Much like telling people I’m a Screen Arts and Cultures major with a minor in Chinese, saying I’m voting independent is initially met with a blank stare. Then, the person usually says something along the lines of “Oh, that’s interesting. But … what good will it do?”

Admittedly, that’s a difficult question to answer — though it shouldn’t be. You would think in a democratic country you wouldn’t need to apologize because you vote for someone other than the two most prominent candidates, just as you wouldn’t have to justify pursuing a degree in a field that actually interests you, whether it guarantees work or not. But a simple “Because I want to” isn’t always a satisfying response. People expect substantial reasons.

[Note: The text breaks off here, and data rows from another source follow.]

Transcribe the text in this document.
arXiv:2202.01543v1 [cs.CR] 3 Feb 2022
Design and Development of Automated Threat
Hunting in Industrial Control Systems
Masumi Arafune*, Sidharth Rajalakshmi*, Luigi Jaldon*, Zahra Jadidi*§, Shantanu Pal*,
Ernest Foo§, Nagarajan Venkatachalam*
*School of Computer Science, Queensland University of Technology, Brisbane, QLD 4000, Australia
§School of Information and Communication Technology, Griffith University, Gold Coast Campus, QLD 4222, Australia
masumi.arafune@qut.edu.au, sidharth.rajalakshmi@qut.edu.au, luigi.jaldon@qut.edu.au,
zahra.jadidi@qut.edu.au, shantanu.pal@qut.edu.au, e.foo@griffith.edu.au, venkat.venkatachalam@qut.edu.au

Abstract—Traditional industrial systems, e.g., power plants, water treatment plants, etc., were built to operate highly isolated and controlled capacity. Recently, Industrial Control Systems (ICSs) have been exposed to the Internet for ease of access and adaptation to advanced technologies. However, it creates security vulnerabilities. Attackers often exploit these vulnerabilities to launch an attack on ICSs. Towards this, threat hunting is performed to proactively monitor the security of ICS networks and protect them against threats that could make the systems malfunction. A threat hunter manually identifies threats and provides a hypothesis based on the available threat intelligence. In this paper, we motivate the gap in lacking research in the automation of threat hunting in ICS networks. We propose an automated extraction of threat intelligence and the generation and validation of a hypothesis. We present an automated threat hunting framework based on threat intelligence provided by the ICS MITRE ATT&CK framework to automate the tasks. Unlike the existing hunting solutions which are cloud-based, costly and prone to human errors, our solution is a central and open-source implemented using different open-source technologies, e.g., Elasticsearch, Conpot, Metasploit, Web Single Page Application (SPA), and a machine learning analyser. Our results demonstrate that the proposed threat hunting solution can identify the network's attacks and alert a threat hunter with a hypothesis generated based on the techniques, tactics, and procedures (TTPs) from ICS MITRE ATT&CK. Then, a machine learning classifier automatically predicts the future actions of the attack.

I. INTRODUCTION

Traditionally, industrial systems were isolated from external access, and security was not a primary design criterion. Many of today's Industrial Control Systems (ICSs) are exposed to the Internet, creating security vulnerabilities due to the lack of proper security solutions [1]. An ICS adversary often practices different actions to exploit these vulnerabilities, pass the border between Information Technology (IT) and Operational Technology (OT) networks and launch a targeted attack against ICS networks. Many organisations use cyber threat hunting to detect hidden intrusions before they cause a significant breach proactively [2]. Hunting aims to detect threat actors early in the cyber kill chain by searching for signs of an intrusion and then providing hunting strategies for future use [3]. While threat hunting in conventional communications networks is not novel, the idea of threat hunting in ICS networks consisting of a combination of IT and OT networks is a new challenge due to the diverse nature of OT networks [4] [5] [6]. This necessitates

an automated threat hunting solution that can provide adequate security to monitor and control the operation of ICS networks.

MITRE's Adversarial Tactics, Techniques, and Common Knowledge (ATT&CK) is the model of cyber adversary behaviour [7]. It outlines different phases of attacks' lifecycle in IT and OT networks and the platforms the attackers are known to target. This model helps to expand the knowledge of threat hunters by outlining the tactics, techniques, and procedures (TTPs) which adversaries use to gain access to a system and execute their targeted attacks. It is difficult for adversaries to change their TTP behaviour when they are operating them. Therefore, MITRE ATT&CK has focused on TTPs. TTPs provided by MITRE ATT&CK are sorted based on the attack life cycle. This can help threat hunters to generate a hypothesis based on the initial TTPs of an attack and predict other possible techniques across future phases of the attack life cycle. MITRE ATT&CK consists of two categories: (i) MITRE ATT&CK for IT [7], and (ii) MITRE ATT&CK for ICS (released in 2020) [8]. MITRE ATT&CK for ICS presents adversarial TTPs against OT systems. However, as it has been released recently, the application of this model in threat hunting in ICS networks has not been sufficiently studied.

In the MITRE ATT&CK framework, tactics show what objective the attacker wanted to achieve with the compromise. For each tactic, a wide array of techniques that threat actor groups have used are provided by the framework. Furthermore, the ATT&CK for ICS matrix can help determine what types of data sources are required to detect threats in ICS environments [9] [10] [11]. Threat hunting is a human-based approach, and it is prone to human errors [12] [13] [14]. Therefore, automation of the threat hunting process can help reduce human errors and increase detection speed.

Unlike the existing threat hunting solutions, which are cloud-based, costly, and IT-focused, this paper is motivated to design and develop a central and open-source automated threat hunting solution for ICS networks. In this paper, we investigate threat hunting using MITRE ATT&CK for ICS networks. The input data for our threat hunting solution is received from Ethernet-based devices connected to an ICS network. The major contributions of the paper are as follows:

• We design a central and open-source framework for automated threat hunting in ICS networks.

More than that, this is a particularly frustrating time not to adhere to the two-party equation. Whether the Democrats or Republicans win in November, a defining moment in history will be made, and students are already gearing for the occasion. I, meanwhile, have hung up my gloves, retreated into a corner and taken on the role of a complacent observer. Like any independent voter today, I’ve fully accepted the fact that my candidate has no chance.

So what’s the point?

Well, before I get into that, let me clarify.

This coming election, I’m voting for Bob Barr, the Libertarian candidate. When I told my dad this, he sounded confused and vaguely disgusted, as if I had told him I was becoming a vegetarian. My friends responded similarly.

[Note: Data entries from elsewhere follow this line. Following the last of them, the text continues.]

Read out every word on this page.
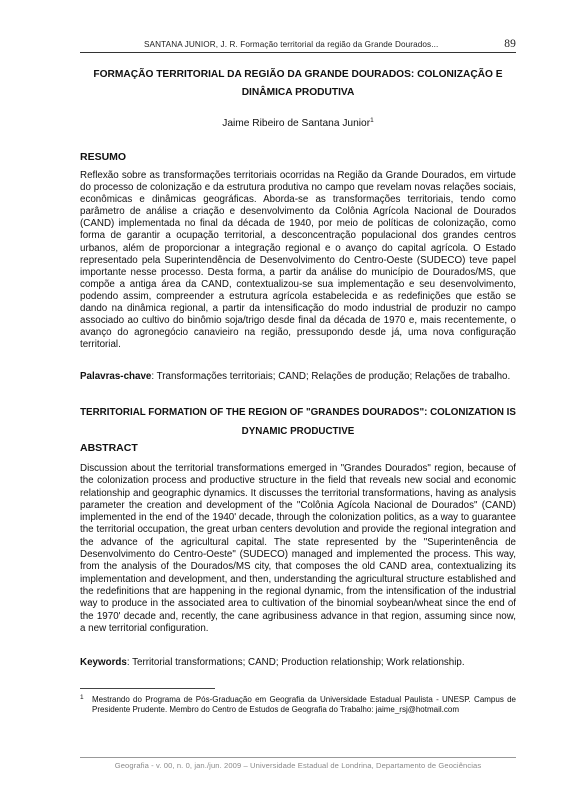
SANTANA JUNIOR, J. R. Formação territorial da região da Grande Dourados...	89
FORMAÇÃO TERRITORIAL DA REGIÃO DA GRANDE DOURADOS: COLONIZAÇÃO E DINÂMICA PRODUTIVA
Jaime Ribeiro de Santana Junior$^1$
RESUMO

Reflexão sobre as transformações territoriais ocorridas na Região da Grande Dourados, em virtude do processo de colonização e da estrutura produtiva no campo que revelam novas relações sociais, econômicas e dinâmicas geográficas. Aborda-se as transformações territoriais, tendo como parâmetro de análise a criação e desenvolvimento da Colônia Agrícola Nacional de Dourados (CAND) implementada no final da década de 1940, por meio de políticas de colonização, como forma de garantir a ocupação territorial, a desconcentração populacional dos grandes centros urbanos, além de proporcionar a integração regional e o avanço do capital agrícola. O Estado representado pela Superintendência de Desenvolvimento do Centro-Oeste (SUDECO) teve papel importante nesse processo. Desta forma, a partir da análise do município de Dourados/MS, que compõe a antiga área da CAND, contextualizou-se sua implementação e seu desenvolvimento, podendo assim, compreender a estrutura agrícola estabelecida e as redefinições que estão se dando na dinâmica regional, a partir da intensificação do modo industrial de produzir no campo associado ao cultivo do binômio soja/trigo desde final da década de 1970 e, mais recentemente, o avanço do agronegócio canavieiro na região, pressupondo desde já, uma nova configuração territorial.

Palavras-chave: Transformações territoriais; CAND; Relações de produção; Relações de trabalho.

TERRITORIAL FORMATION OF THE REGION OF "GRANDES DOURADOS": COLONIZATION IS DYNAMIC PRODUCTIVE
ABSTRACT

Discussion about the territorial transformations emerged in "Grandes Dourados" region, because of the colonization process and productive structure in the field that reveals new social and economic relationship and geographic dynamics. It discusses the territorial transformations, having as analysis parameter the creation and development of the "Colônia Agícola Nacional de Dourados" (CAND) implemented in the end of the 1940' decade, through the colonization politics, as a way to guarantee the territorial occupation, the great urban centers devolution and provide the regional integration and the advance of the agricultural capital. The state represented by the "Superintenência de Desenvolvimento do Centro-Oeste" (SUDECO) managed and implemented the process. This way, from the analysis of the Dourados/MS city, that composes the old CAND area, contextualizing its implementation and development, and then, understanding the agricultural structure established and the redefinitions that are happening in the regional dynamic, from the intensification of the industrial way to produce in the associated area to cultivation of the binomial soybean/wheat since the end of the 1970' decade and, recently, the cane agribusiness advance in that region, assuming since now, a new territorial configuration.

Keywords: Territorial transformations; CAND; Production relationship; Work relationship.

1 Mestrando do Programa de Pós-Graduação em Geografia da Universidade Estadual Paulista - UNESP. Campus de Presidente Prudente. Membro do Centro de Estudos de Geografia do Trabalho: jaime_rsj@hotmail.com
Geografia - v. 00, n. 0, jan./jun. 2009 – Universidade Estadual de Londrina, Departamento de Geociências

It’s not hard to understand why they reacted like this. Most of my friends didn’t even know who Bob Barr is. A couple of them didn’t know what a Libertarian is.

My dad, meanwhile, lives in Maryland, where most primaries are closed, meaning you can’t vote in them if you’re a registered independent. That’s a wonderful way to strengthen the two-party system, as well as emphasize the supposed meaninglessness of being an independent voter. When I told him my decision, he probably envisioned me throwing my ballot into a fiery furnace.

That said, it doesn’t matter what they think. That probably sounds like an incredibly indignant statement, but the idea of voting based on your beliefs — as opposed to voting to please those around you — has apparently been lost in our image-conscious culture, when wearing Barack Obama or “Vote or Die” T-shirts is more a fashion statement than a political one.

Simply put, I’m voting Libertarian because I’m voting for a movement I believe in. That’s all the justification I need. Meanwhile, there are people out there voting for Obama simply because he sounds good speaking from podiums, or for John McCain because he was once a prisoner of war. There are questionable voters everywhere, and most of them aren’t independents.

The main reason for both the independent candidates’ lack of recognition and the sheer stupidity on the part of certain voters is the news media — specifically, TV news. There is literally no coverage of the Libertarian Party — or any other independent party, for that matter — on the important news stations. Why, then, would anybody care about it?

Cable news stations like MSNBC and CNN narrow down the election to the point where the average viewer would assume there are only two parties. And, on top of that, the Republican and Democratic candidates are presented in such a way that they’re little more than symbols. Yet, these superficial presentations are just what influence people to go to the polls.

So what can we do? Simple: Read. Educate ourselves. Gather as much information as we can and form our own opinions, as opposed to simply nodding blindly in accordance with what Keith Olberman or Chris Matthews say. There are more options out there than Obama and a “hockey mom” from Alaska. Think outside the box — or more to the point, look away from it.

It can be hard going against the grain. I don’t like having to constantly justify my reason for voting independent, but then again, maybe it’s good that I have to. At the very least, I can pride myself on the fact that my opinion isn’t shaped by what television, or anyone else, tells me my opinion should be. I’m voting for myself, and, ultimately, that’s all that matters.